If the band isn’t as nebulous as it used to be, the music still is. Yoncalla isn’t sure which season it wants to live in, and that’s a good thing. The sound is airy and easily digestible, which the band loves based on their shared affinity for pop music, but the lyrics and certain sounds feel more transitional. It’s not just going to make you feel good. There’s sadness all over the album. So while the label was pushing it as a spring debut, and the sound invokes summer, certain band members feel like it belongs in the fall.

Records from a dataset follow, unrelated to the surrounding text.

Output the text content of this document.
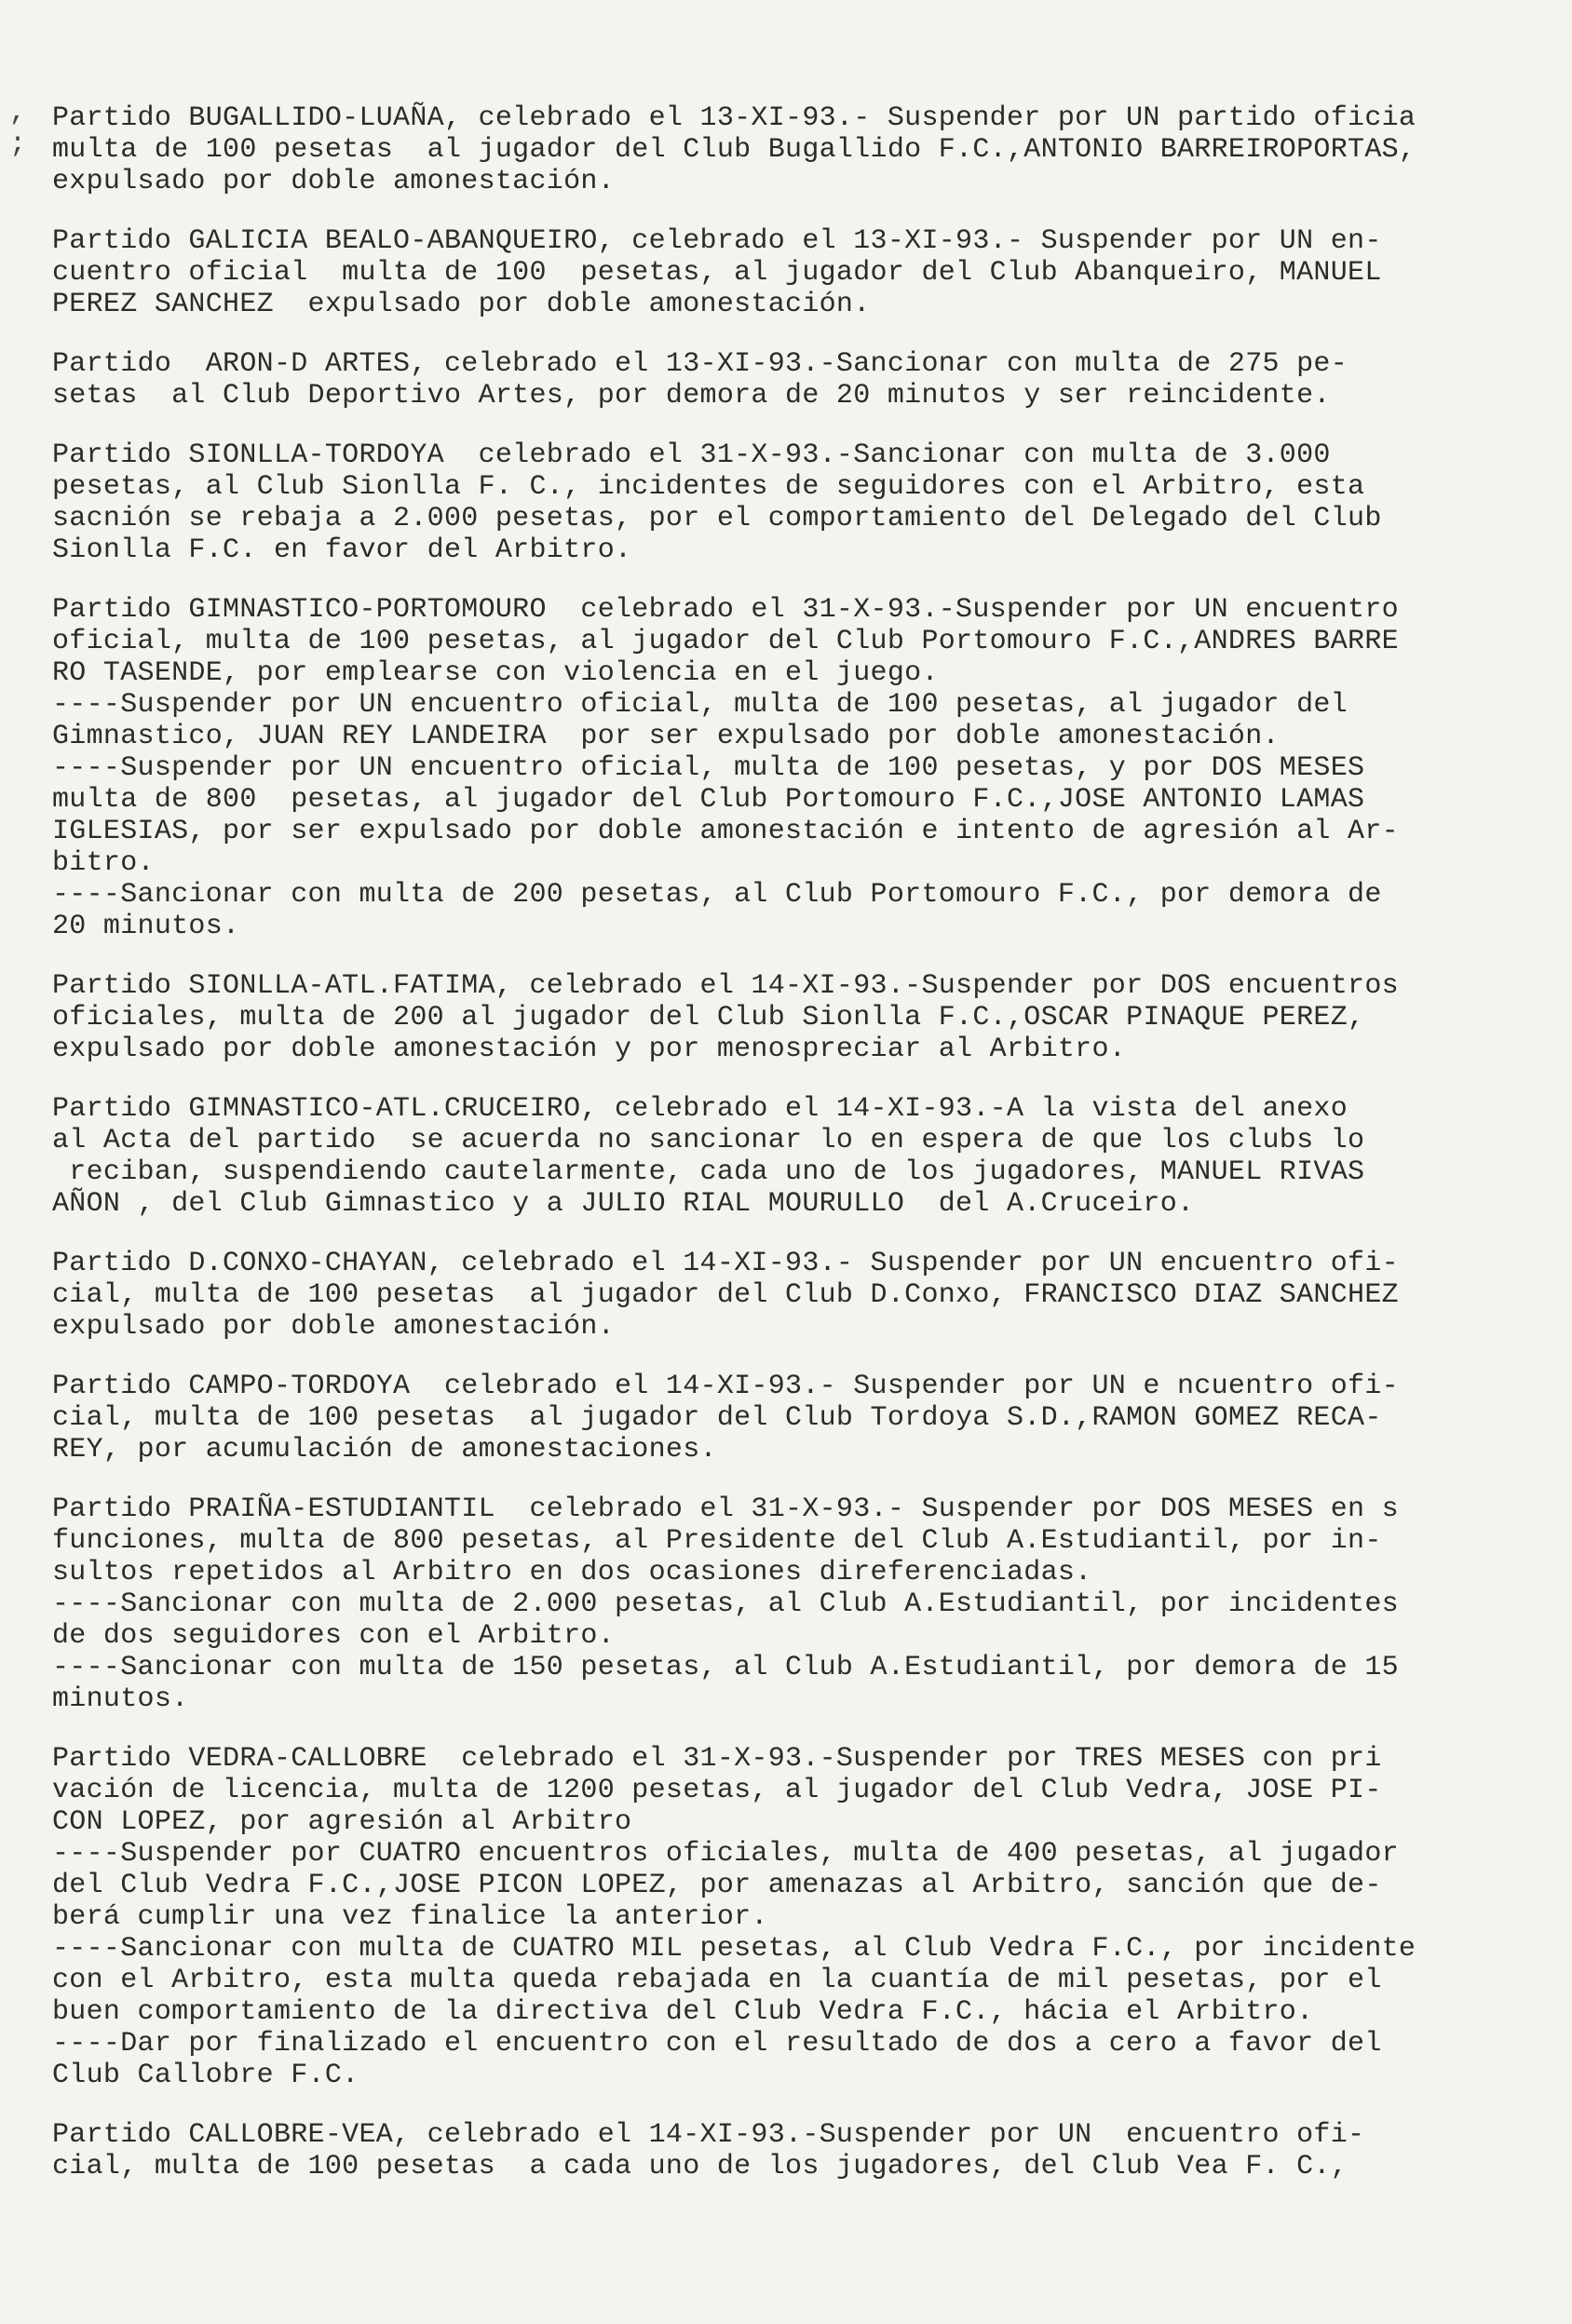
,
;
Partido BUGALLIDO-LUAÑA, celebrado el 13-XI-93.- Suspender por UN partido oficia
multa de 100 pesetas  al jugador del Club Bugallido F.C.,ANTONIO BARREIROPORTAS,
expulsado por doble amonestación.
Partido GALICIA BEALO-ABANQUEIRO, celebrado el 13-XI-93.- Suspender por UN en-
cuentro oficial  multa de 100  pesetas, al jugador del Club Abanqueiro, MANUEL
PEREZ SANCHEZ  expulsado por doble amonestación.
Partido  ARON-D ARTES, celebrado el 13-XI-93.-Sancionar con multa de 275 pe-
setas  al Club Deportivo Artes, por demora de 20 minutos y ser reincidente.
Partido SIONLLA-TORDOYA  celebrado el 31-X-93.-Sancionar con multa de 3.000
pesetas, al Club Sionlla F. C., incidentes de seguidores con el Arbitro, esta
sacnión se rebaja a 2.000 pesetas, por el comportamiento del Delegado del Club
Sionlla F.C. en favor del Arbitro.
Partido GIMNASTICO-PORTOMOURO  celebrado el 31-X-93.-Suspender por UN encuentro
oficial, multa de 100 pesetas, al jugador del Club Portomouro F.C.,ANDRES BARRE
RO TASENDE, por emplearse con violencia en el juego.
----Suspender por UN encuentro oficial, multa de 100 pesetas, al jugador del
Gimnastico, JUAN REY LANDEIRA  por ser expulsado por doble amonestación.
----Suspender por UN encuentro oficial, multa de 100 pesetas, y por DOS MESES
multa de 800  pesetas, al jugador del Club Portomouro F.C.,JOSE ANTONIO LAMAS
IGLESIAS, por ser expulsado por doble amonestación e intento de agresión al Ar-
bitro.
----Sancionar con multa de 200 pesetas, al Club Portomouro F.C., por demora de
20 minutos.
Partido SIONLLA-ATL.FATIMA, celebrado el 14-XI-93.-Suspender por DOS encuentros
oficiales, multa de 200 al jugador del Club Sionlla F.C.,OSCAR PINAQUE PEREZ,
expulsado por doble amonestación y por menospreciar al Arbitro.
Partido GIMNASTICO-ATL.CRUCEIRO, celebrado el 14-XI-93.-A la vista del anexo
al Acta del partido  se acuerda no sancionar lo en espera de que los clubs lo
reciban, suspendiendo cautelarmente, cada uno de los jugadores, MANUEL RIVAS
AÑON , del Club Gimnastico y a JULIO RIAL MOURULLO  del A.Cruceiro.
Partido D.CONXO-CHAYAN, celebrado el 14-XI-93.- Suspender por UN encuentro ofi-
cial, multa de 100 pesetas  al jugador del Club D.Conxo, FRANCISCO DIAZ SANCHEZ
expulsado por doble amonestación.
Partido CAMPO-TORDOYA  celebrado el 14-XI-93.- Suspender por UN e ncuentro ofi-
cial, multa de 100 pesetas  al jugador del Club Tordoya S.D.,RAMON GOMEZ RECA-
REY, por acumulación de amonestaciones.
Partido PRAIÑA-ESTUDIANTIL  celebrado el 31-X-93.- Suspender por DOS MESES en s
funciones, multa de 800 pesetas, al Presidente del Club A.Estudiantil, por in-
sultos repetidos al Arbitro en dos ocasiones direferenciadas.
----Sancionar con multa de 2.000 pesetas, al Club A.Estudiantil, por incidentes
de dos seguidores con el Arbitro.
----Sancionar con multa de 150 pesetas, al Club A.Estudiantil, por demora de 15
minutos.
Partido VEDRA-CALLOBRE  celebrado el 31-X-93.-Suspender por TRES MESES con pri
vación de licencia, multa de 1200 pesetas, al jugador del Club Vedra, JOSE PI-
CON LOPEZ, por agresión al Arbitro
----Suspender por CUATRO encuentros oficiales, multa de 400 pesetas, al jugador
del Club Vedra F.C.,JOSE PICON LOPEZ, por amenazas al Arbitro, sanción que de-
berá cumplir una vez finalice la anterior.
----Sancionar con multa de CUATRO MIL pesetas, al Club Vedra F.C., por incidente
con el Arbitro, esta multa queda rebajada en la cuantía de mil pesetas, por el
buen comportamiento de la directiva del Club Vedra F.C., hácia el Arbitro.
----Dar por finalizado el encuentro con el resultado de dos a cero a favor del
Club Callobre F.C.
Partido CALLOBRE-VEA, celebrado el 14-XI-93.-Suspender por UN  encuentro ofi-
cial, multa de 100 pesetas  a cada uno de los jugadores, del Club Vea F. C.,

But it’s an album you can listen to during the summer without regret. “Text From Sweden” has a driving synth line as fun as any from the 80s. The guitar work in “Haji Awali” is infectious enough to stick with you during walks and on the train. And the chorus of “Short Truth” explodes with the ferocity of any buzz band in any recent memory. It’s a fun record, and it’s gripping enough to keep you hoping not only will Yumi Zouma let us know who they are, but that we’ll continue to find out more about them down the road.
As for what the band wants listeners to take away, well, it’s nothing too complicated.
“In all honesty, I really hope that people enjoy it and find it something they want to listen to again,” Burgess says. “That sounds so simple and maybe like a cop out answer, but I think we would all much prefer that this was a record people put on, pour themselves a gin and tonic, and finally pluck up the courage to text that special someone how they really feel.”